Is a katana nothing more than a saber from Japan? Let us examine the evidence.
Katanas! And some other kinda katana-ey swords. And it looks like a replica of a movie prop at the 12 o’clock position.
Sabers! And a cutlass. And three backswords at the top.
Looks like it may be so, but this is hardly definitive proof.
I’ve heard that sabers are the most common swords on Earth. Considering all of the extremely cheap samurai swords I’ve seen littering the landscape over the decades, I’d say that this is true only if one considers katanas to be a form of saber. If you should insist that Japanese style swords are a breed apart, then I would say to say that all those cheap, crappy samurai swords I practically trip over every time I visit a comic book store win the top spot.
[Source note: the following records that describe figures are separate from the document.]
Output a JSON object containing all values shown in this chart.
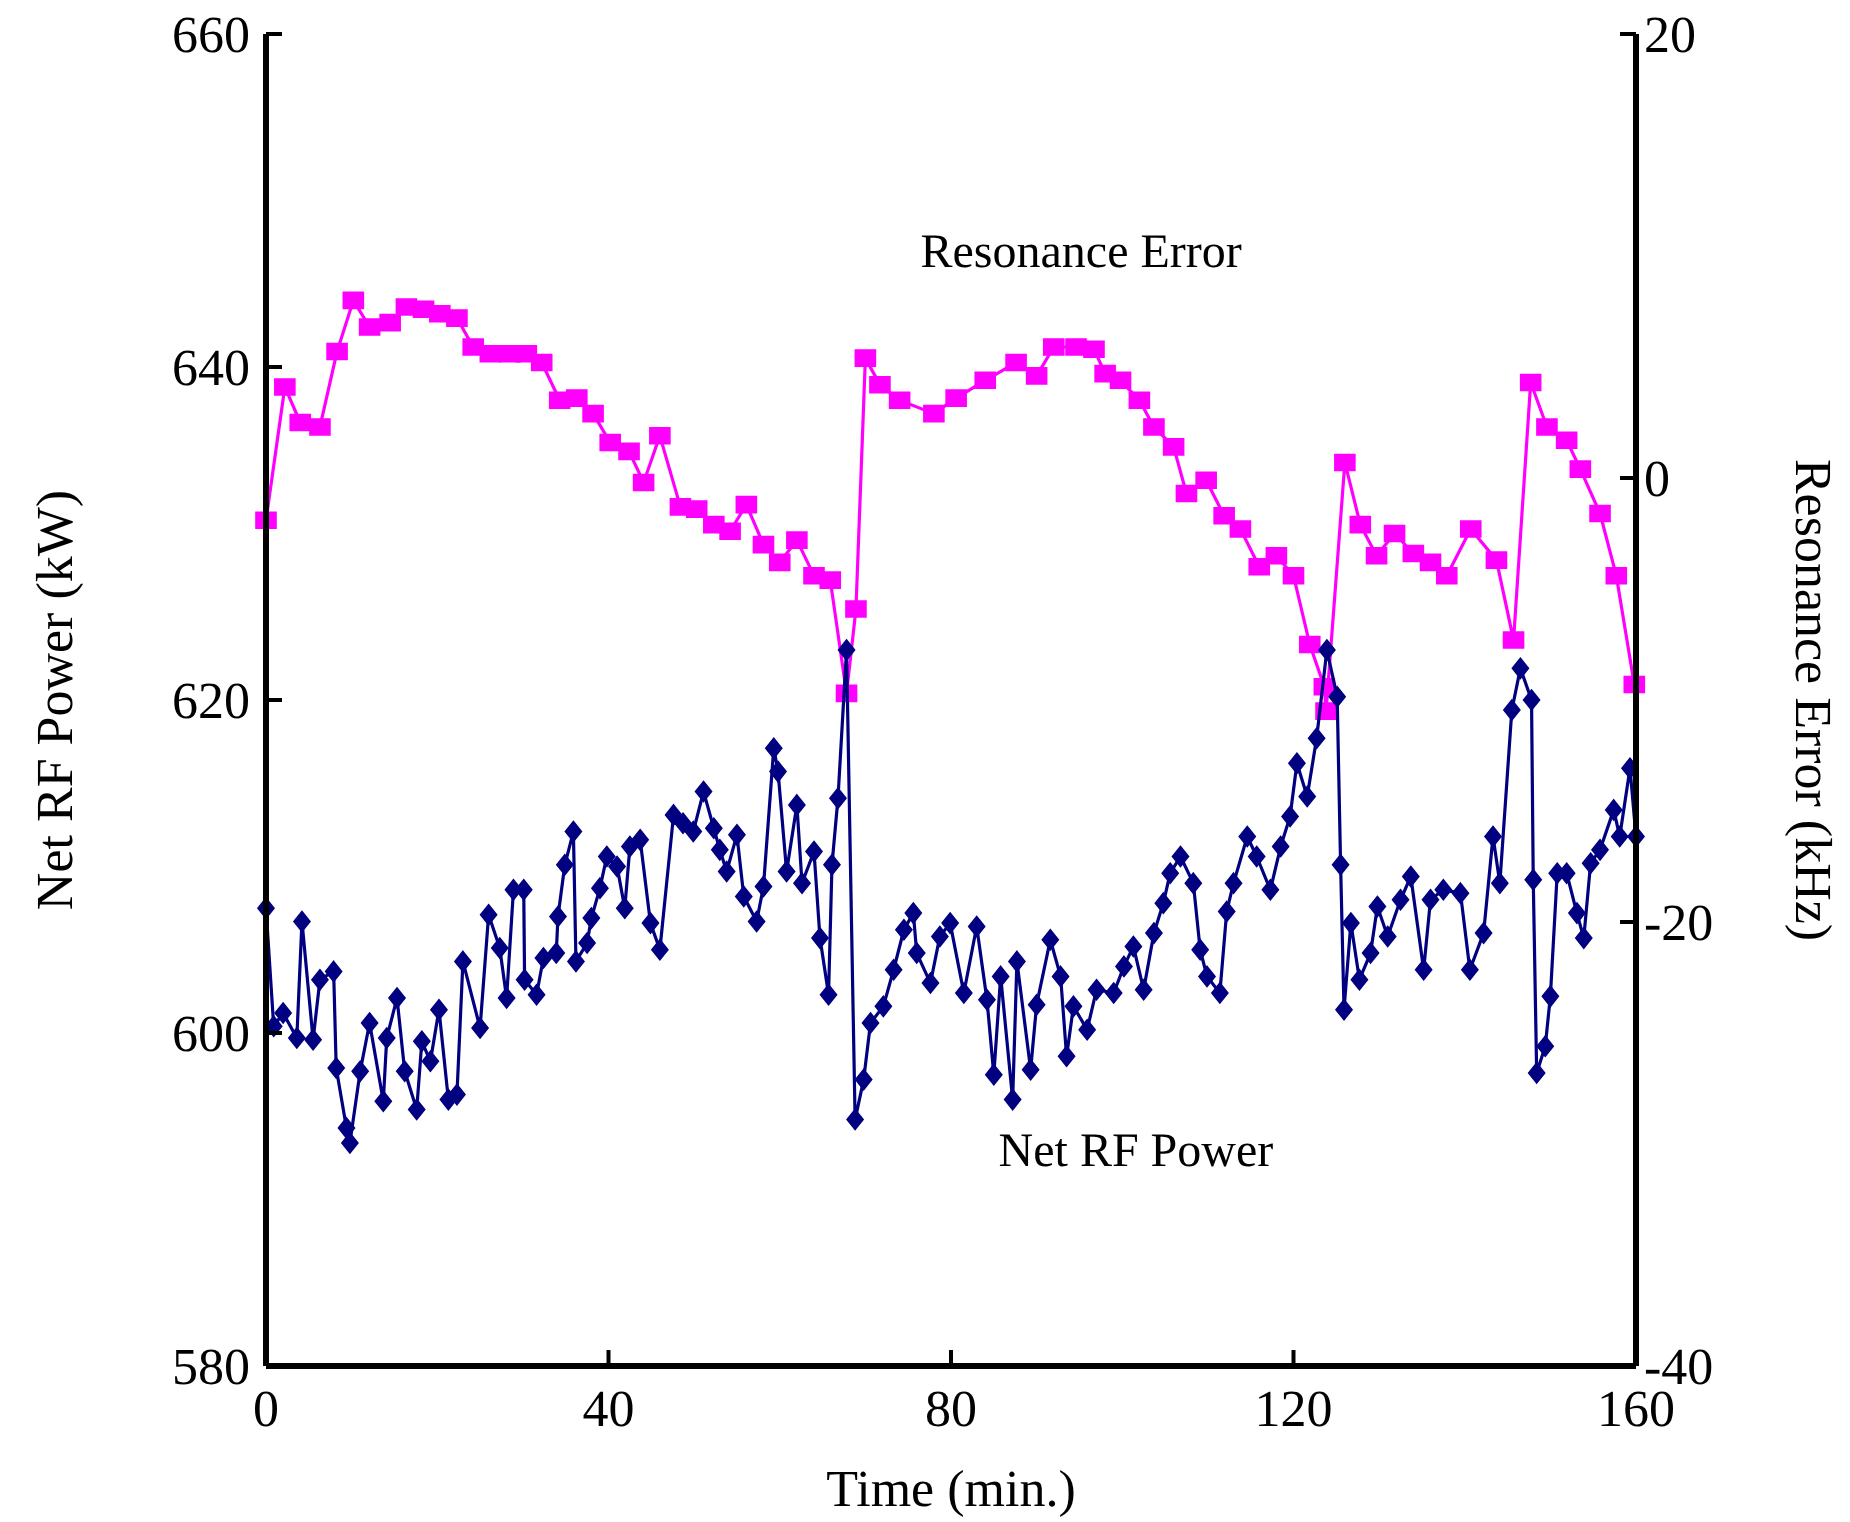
{
  "chart_data": {
    "type": "line",
    "xlabel": "Time (min.)",
    "ylabel": "Net RF Power (kW)",
    "y2label": "Resonance Error (kHz)",
    "xlim": [
      0,
      160
    ],
    "xticks": [
      0,
      40,
      80,
      120,
      160
    ],
    "ylim": [
      580,
      660
    ],
    "yticks": [
      580,
      600,
      620,
      640,
      660
    ],
    "y2lim": [
      -40,
      20
    ],
    "y2ticks": [
      -40,
      -20,
      0,
      20
    ],
    "line_style": "solid",
    "series": [
      {
        "name": "Resonance Error",
        "color": "#ff00ff",
        "axis": "y2",
        "marker": "square",
        "x": [
          0,
          2.2,
          4,
          6.3,
          8.3,
          10.2,
          12.1,
          14.5,
          16.4,
          18.4,
          20.3,
          22.3,
          24.2,
          26.2,
          28.5,
          30.4,
          32.2,
          34.3,
          36.3,
          38.2,
          40.2,
          42.4,
          44.1,
          46,
          48.4,
          50.3,
          52.3,
          54.2,
          56.1,
          58.1,
          60,
          62,
          64,
          65.9,
          67.8,
          68.9,
          70,
          71.7,
          74,
          78,
          80.6,
          84,
          87.6,
          90,
          92,
          94.6,
          96.7,
          98,
          99.8,
          102,
          103.7,
          106,
          107.5,
          109.8,
          111.9,
          113.8,
          116,
          118,
          120,
          121.9,
          123.6,
          123.8,
          126,
          127.8,
          129.7,
          131.8,
          134,
          136,
          137.9,
          140.7,
          143.7,
          145.7,
          147.7,
          149.6,
          151.9,
          153.5,
          155.8,
          157.7,
          159.8
        ],
        "values": [
          -1.9,
          4.1,
          2.5,
          2.3,
          5.7,
          8,
          6.8,
          7,
          7.7,
          7.6,
          7.4,
          7.2,
          5.9,
          5.6,
          5.6,
          5.6,
          5.2,
          3.5,
          3.6,
          2.9,
          1.6,
          1.2,
          -0.2,
          1.9,
          -1.3,
          -1.4,
          -2.1,
          -2.4,
          -1.2,
          -3,
          -3.8,
          -2.8,
          -4.4,
          -4.6,
          -9.7,
          -5.9,
          5.4,
          4.2,
          3.5,
          2.9,
          3.6,
          4.4,
          5.2,
          4.6,
          5.9,
          5.9,
          5.8,
          4.7,
          4.4,
          3.5,
          2.3,
          1.4,
          -0.7,
          -0.1,
          -1.7,
          -2.3,
          -4,
          -3.5,
          -4.4,
          -7.5,
          -9.4,
          -10.5,
          0.7,
          -2.1,
          -3.5,
          -2.5,
          -3.4,
          -3.8,
          -4.4,
          -2.3,
          -3.7,
          -7.3,
          4.3,
          2.3,
          1.7,
          0.4,
          -1.6,
          -4.4,
          -9.3
        ]
      },
      {
        "name": "Net RF Power",
        "color": "#000080",
        "marker": "diamond",
        "x": [
          0,
          0.9,
          2,
          3.6,
          4.2,
          5.5,
          6.3,
          7.9,
          8.2,
          9.4,
          9.8,
          11,
          12.1,
          13.7,
          14.1,
          15.3,
          16.2,
          17.6,
          18.2,
          19.2,
          20.2,
          21.3,
          22.3,
          23,
          25,
          26,
          27.3,
          28.1,
          28.9,
          30.1,
          30.2,
          31.6,
          32.4,
          33.9,
          34.1,
          34.9,
          35.9,
          36.2,
          37.5,
          38,
          39,
          39.8,
          41,
          41.9,
          42.5,
          43.7,
          44.9,
          46,
          47.6,
          48.7,
          49.9,
          51.1,
          52.3,
          53,
          53.8,
          55,
          55.8,
          57.3,
          58.1,
          59.3,
          59.8,
          60.8,
          62,
          62.6,
          64,
          64.7,
          65.7,
          66.1,
          66.8,
          67.8,
          68.8,
          69.8,
          70.6,
          72.1,
          73.3,
          74.5,
          75.6,
          76,
          77.6,
          78.7,
          79.9,
          81.5,
          83,
          84.2,
          85,
          85.8,
          87.2,
          87.7,
          89.3,
          90,
          91.6,
          92.8,
          93.5,
          94.3,
          95.9,
          97,
          99,
          100.2,
          101.3,
          102.5,
          103.7,
          104.8,
          105.6,
          106.8,
          108.3,
          109.1,
          109.9,
          111.4,
          112.2,
          113,
          114.6,
          115.7,
          117.3,
          118.5,
          119.6,
          120.4,
          121.6,
          122.7,
          123.9,
          125.1,
          125.5,
          125.9,
          126.7,
          127.7,
          129,
          129.8,
          131,
          132.5,
          133.7,
          135.2,
          136,
          137.5,
          139.5,
          140.6,
          142.2,
          143.3,
          144.1,
          145.5,
          146.5,
          147.8,
          148,
          148.4,
          149.4,
          150,
          150.8,
          151.9,
          153.1,
          153.9,
          154.7,
          155.8,
          157.4,
          158.1,
          159.3,
          160
        ],
        "values": [
          607.5,
          600.4,
          601.2,
          599.7,
          606.7,
          599.6,
          603.2,
          603.7,
          597.9,
          594.3,
          593.4,
          597.7,
          600.6,
          595.9,
          599.7,
          602.1,
          597.7,
          595.4,
          599.5,
          598.3,
          601.4,
          596,
          596.3,
          604.3,
          600.3,
          607.1,
          605.1,
          602.1,
          608.6,
          608.6,
          603.2,
          602.3,
          604.5,
          604.8,
          607,
          610.1,
          612.1,
          604.3,
          605.4,
          606.9,
          608.7,
          610.6,
          610,
          607.5,
          611.2,
          611.6,
          606.6,
          605,
          613.1,
          612.6,
          612.1,
          614.5,
          612.3,
          611,
          609.7,
          611.9,
          608.2,
          606.7,
          608.8,
          617.1,
          615.7,
          609.7,
          613.7,
          609,
          610.9,
          605.7,
          602.3,
          610.1,
          614.1,
          623,
          594.8,
          597.2,
          600.6,
          601.6,
          603.8,
          606.2,
          607.2,
          604.8,
          603,
          605.8,
          606.6,
          602.4,
          606.4,
          602,
          597.5,
          603.4,
          596,
          604.3,
          597.8,
          601.7,
          605.6,
          603.4,
          598.6,
          601.6,
          600.2,
          602.6,
          602.4,
          604,
          605.2,
          602.6,
          606,
          607.8,
          609.6,
          610.6,
          609,
          605,
          603.4,
          602.4,
          607.3,
          609,
          611.8,
          610.6,
          608.6,
          611.2,
          613,
          616.2,
          614.2,
          617.7,
          623,
          620.2,
          610.1,
          601.4,
          606.6,
          603.2,
          604.8,
          607.6,
          605.8,
          608,
          609.4,
          603.8,
          608,
          608.6,
          608.4,
          603.8,
          606,
          611.8,
          609,
          619.4,
          621.9,
          620,
          609.2,
          597.6,
          599.2,
          602.2,
          609.6,
          609.6,
          607.2,
          605.7,
          610.2,
          611,
          613.4,
          611.8,
          615.9,
          611.8
        ]
      }
    ]
  }
}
One thing that sabres and katanas have in common is that due to being curved swords they fall under the control of this unfortunate law:
http://news.bbc.co.uk/1/hi/uk/7331099.stm
However, all the nutters, criminals and so on seem to prefer the Japanese swords for their assaults and murders rather than sabres, backswords and the like.
So can you carry a straight blade like a messer? >:-)
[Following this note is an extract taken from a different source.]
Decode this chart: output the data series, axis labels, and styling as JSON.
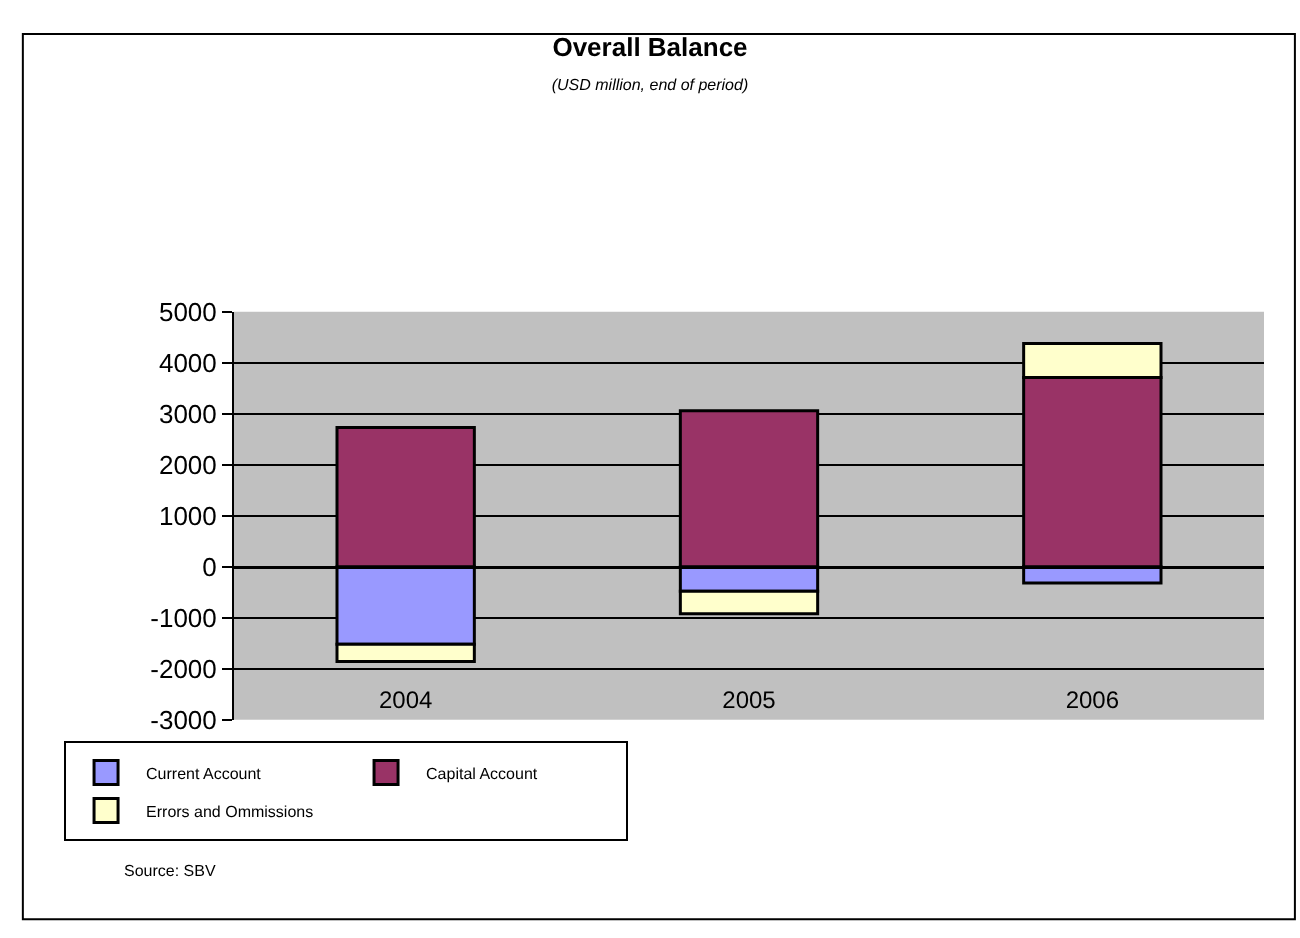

If only we could I’d carry my backsword.
A saber is a one-handed weapon. The grip on it is too small for routine two-handed use.
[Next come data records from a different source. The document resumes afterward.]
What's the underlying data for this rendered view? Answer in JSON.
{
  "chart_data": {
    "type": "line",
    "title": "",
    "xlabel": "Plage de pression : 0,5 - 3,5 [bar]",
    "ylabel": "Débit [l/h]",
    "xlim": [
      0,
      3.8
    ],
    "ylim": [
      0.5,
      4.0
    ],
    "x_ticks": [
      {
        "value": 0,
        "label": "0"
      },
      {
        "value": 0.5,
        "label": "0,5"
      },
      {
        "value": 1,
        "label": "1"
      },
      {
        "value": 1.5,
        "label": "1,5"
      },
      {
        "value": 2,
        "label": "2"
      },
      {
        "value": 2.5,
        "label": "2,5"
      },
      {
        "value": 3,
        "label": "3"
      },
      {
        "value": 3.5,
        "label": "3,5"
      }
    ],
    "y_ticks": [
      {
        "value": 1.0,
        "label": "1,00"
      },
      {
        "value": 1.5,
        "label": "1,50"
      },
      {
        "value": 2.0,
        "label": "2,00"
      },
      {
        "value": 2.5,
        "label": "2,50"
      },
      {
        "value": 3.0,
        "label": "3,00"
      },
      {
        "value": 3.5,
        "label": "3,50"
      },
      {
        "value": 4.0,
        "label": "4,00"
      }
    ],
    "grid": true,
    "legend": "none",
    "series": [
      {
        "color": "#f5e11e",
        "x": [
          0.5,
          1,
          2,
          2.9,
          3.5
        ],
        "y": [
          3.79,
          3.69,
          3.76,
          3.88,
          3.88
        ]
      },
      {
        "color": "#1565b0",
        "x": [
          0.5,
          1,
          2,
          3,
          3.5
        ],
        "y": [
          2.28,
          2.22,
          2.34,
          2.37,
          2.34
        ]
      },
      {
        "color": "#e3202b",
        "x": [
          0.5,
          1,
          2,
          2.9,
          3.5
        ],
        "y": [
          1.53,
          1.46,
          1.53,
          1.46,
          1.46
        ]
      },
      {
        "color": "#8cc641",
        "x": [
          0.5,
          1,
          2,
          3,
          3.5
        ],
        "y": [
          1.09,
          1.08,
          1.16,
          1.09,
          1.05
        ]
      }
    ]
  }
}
A katana is a two-handed weapon, usually. There was a style of fighting used by some where the katana was used with one hand and the wakizashi was used with the other hand, but it was very uncommon. (The wakizashi was the smaller blade of the two-blade “daishou” which identified samurai during most of the Edo period.)
The blades of a katana and a saber may superficially resemble one another, if you ignore the grip, but the way they were used in fighting was completely different.
“The Bushido Blade”, an otherwise forgettable film, features a duel between a samurai using a katana and an American naval officer using a saber and it shows very clearly how different the fighting styles were.
A katana is indeed just a two-handed saber; look at a kyū guntō to see.
Japanese and Western styles of swordsmanship of course have no common roots, although they did develop some similar techniques (there are only so many things that can be done with a piece of sharp steel). Interestingly, use of the katana has more in common with longsword technique than with saber technique, possibly because of the two-handed grip.
I don’t see any short enough to be a cutlass.